Не спеша, уличный музыкант пришел к своему обычному месту на проспекте, возле лотка с мороженным, который еще отсутствовал, и побеленным тополем, любимым пристанищем проспектных собак. Конечно же уличный музыкант принес с собой Ее, скрипку. А еще маленький складной стульчик, с сиденьем из плотной брезентовой ткани. На таких стульчиках обычно сидят рыбаки на пристани. Не выпуская футляр со скрипкой из рук, музыкант неловко разобрал стульчик, после чего положил на него футляр и, распрямившись, закурил, оглядывая улицу. В этот момент он чем-то стал похож на ковбоя в своей широкополой шляпе и сигаретой зажатой в зубах. Серый взгляд из-под полей шляпы, цеплялся за лица прохожих, но, не находя отклика, скоро потух. Докурив, уличный музыкант сразу прикурил еще одну сигарету, и, неторопливо попыхивая ей, открыл футляр. С любовью глядя на Нее, но не доставая из футляра, уличный музыкант курил вторую, самую любимую утреннюю сигарету. Он отбросил истлевший окурок. Сцепив ладони хрустнул пальцами и аккуратно достал скрипку. Повернувшись к пробегающей толпе, он театрально раскинул руки. Жестом мушкетера, сорвал с себя шляпу и, поклонившись, поставил ее на землю.
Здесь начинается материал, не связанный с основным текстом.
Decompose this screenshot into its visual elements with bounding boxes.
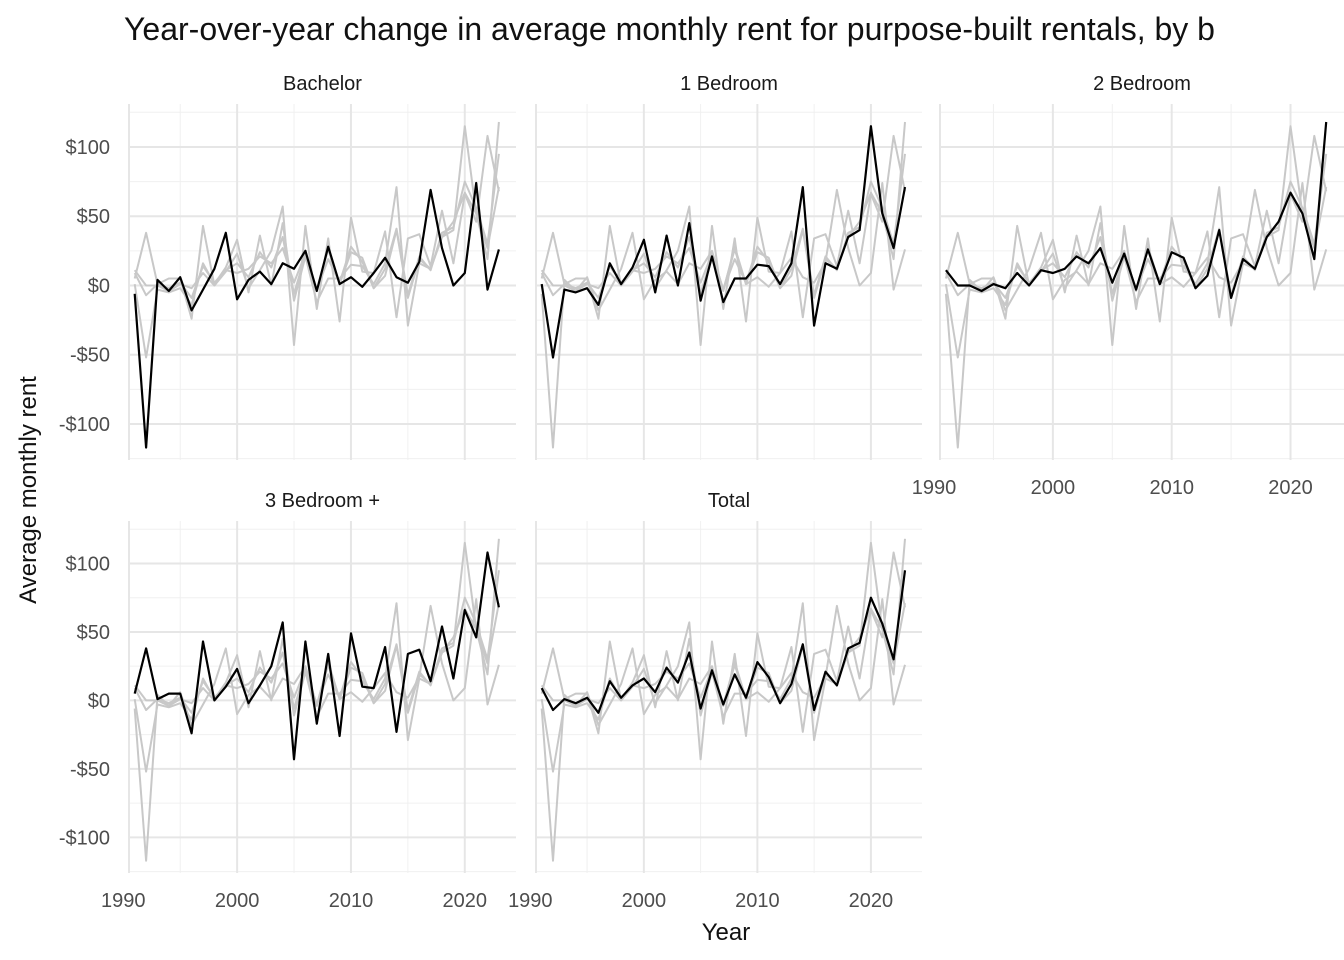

Выпрямившись, он привычно отметил про себя, что движение толпы не замедлилось. Усмехнулся. На миг отвернувшись, он резким движением достал из футляра смычок и уже, медленно поворачиваясь к своей равнодушной аудитории, играл ...
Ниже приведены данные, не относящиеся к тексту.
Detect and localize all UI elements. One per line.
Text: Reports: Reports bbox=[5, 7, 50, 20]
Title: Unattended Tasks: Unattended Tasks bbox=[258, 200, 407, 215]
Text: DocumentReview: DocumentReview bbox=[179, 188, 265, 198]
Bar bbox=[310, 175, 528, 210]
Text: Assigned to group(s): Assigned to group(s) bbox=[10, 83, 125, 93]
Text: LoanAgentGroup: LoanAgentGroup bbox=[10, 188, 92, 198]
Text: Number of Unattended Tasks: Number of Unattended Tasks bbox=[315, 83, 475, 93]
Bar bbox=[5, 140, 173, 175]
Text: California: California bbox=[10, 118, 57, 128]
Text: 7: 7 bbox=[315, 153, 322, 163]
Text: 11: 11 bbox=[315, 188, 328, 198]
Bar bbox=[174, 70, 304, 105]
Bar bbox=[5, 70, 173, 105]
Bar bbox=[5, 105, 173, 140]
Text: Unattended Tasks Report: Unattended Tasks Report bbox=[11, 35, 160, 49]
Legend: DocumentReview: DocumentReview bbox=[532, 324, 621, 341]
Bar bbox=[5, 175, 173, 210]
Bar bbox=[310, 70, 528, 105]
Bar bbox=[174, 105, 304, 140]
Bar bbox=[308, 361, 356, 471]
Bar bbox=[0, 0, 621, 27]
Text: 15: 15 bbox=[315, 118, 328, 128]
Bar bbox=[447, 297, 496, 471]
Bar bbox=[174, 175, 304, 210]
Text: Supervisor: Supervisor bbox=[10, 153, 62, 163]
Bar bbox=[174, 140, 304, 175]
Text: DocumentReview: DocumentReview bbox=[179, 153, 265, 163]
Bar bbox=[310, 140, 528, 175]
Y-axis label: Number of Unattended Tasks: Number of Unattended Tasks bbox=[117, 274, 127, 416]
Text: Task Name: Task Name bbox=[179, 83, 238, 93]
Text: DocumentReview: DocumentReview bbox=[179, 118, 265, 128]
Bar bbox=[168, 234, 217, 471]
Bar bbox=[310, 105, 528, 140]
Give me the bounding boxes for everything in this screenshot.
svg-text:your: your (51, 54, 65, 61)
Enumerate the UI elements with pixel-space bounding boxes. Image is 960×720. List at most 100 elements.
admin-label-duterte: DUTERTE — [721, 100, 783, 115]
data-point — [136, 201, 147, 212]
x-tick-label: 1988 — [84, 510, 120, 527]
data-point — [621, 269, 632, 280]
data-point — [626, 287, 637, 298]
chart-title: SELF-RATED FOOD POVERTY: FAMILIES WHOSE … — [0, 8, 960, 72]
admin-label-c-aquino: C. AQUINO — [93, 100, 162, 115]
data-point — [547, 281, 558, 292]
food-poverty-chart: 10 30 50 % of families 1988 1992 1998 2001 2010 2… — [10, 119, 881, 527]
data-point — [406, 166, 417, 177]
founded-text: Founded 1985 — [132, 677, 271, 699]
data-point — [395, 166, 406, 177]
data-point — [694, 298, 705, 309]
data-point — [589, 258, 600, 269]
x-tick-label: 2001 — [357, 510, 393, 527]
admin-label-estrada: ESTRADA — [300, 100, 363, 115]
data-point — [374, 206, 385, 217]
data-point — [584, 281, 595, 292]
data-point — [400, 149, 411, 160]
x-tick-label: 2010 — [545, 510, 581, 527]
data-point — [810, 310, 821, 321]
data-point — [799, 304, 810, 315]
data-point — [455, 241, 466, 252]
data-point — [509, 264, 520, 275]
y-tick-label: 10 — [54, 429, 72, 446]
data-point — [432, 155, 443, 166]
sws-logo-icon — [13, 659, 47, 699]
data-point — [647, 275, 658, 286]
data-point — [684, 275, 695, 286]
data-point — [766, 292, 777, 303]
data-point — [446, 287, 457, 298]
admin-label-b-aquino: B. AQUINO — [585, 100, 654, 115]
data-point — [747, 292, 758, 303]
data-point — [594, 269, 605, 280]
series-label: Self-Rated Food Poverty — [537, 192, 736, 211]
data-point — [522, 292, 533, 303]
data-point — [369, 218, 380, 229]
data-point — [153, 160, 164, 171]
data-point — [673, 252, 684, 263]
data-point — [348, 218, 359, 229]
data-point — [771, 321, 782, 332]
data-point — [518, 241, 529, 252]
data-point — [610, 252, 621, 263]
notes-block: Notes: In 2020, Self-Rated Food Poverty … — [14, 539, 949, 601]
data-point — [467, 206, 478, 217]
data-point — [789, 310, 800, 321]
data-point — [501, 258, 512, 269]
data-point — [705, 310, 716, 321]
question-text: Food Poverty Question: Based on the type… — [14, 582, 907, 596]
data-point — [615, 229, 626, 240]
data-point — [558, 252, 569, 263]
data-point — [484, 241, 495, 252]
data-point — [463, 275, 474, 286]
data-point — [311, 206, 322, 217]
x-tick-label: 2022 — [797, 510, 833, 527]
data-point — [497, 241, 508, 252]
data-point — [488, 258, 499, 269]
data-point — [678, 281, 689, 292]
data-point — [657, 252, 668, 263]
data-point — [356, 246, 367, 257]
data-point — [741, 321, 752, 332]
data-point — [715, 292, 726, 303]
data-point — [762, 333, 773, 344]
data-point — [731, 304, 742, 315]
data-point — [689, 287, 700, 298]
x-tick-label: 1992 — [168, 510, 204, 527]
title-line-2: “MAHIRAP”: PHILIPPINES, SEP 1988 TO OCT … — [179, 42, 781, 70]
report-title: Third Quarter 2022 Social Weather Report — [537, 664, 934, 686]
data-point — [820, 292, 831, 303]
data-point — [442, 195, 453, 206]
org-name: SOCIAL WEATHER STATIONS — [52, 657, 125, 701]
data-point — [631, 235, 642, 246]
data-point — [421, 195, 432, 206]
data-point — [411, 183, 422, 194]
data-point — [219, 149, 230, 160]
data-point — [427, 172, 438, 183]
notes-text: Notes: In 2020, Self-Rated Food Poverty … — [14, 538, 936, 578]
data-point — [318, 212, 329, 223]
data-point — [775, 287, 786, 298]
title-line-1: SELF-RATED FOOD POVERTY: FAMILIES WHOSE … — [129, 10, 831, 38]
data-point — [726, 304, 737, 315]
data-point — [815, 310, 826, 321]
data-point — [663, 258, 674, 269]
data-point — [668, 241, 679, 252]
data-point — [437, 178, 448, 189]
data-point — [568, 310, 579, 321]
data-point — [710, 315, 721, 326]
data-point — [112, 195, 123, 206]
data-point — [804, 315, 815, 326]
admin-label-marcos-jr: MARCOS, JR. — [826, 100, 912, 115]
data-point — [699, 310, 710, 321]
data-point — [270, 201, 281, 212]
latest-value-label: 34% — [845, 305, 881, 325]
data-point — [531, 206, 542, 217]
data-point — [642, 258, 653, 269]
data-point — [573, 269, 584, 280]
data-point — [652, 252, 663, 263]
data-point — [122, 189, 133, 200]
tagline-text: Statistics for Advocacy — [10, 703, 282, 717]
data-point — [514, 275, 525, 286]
Проспект встрепенулся, услышав знакомые звуки, и ласково улыбнулся музыканту. Первые собаки пришли к родному дереву, послушать своего друга и, если что - встать на его защиту. Подоспевшая мороженица горестно облокотилась на лоток с товаром, умильно взирая на тайного возлюбленного, сокрушаясь о том, что он, конечно же, сегодня опять не позавтракал, а она как всегда забыла захватить ему бутерброды. Похмельный студент, вышедший от ночной подруги, хмуро глянул в сторону музыканта и вдруг остановился, решив вернуться и все исправить. Толпа чуть замедлила шаг, но не остановилась, только вглядывалась в лицо музыканту, пытаясь обратить внимание на себя. Каждый в этой толпе искал глаза музыканта, чтобы спросить его: «Сыграй для меня! Ведь ты же играешь для меня?». Но музыкант уже не смотрел на них, он был весь в своей музыке, весь со своей скрипкой. Дождь перестал - просто так. Солнце продрало окошко в завеси облаков и одним глазком смотрело на музыканта, не осознав того, что исполняет роль прожектора на уличной сцене. Мелодия не прерывалась, только иногда меняя настроение, она все звучала и звучала ...
И вот уже пик утренних опаздывающих прошел и на улицы вышли старушки, за хлебом или молоком, дети, студенты. Эти уже никуда не торопились. Но и денег заплатить музыканту у них не было. А впрочем, все знали, что платить не обязательно и кто-то иногда останавливался послушать. А одна старушка даже всплакнула.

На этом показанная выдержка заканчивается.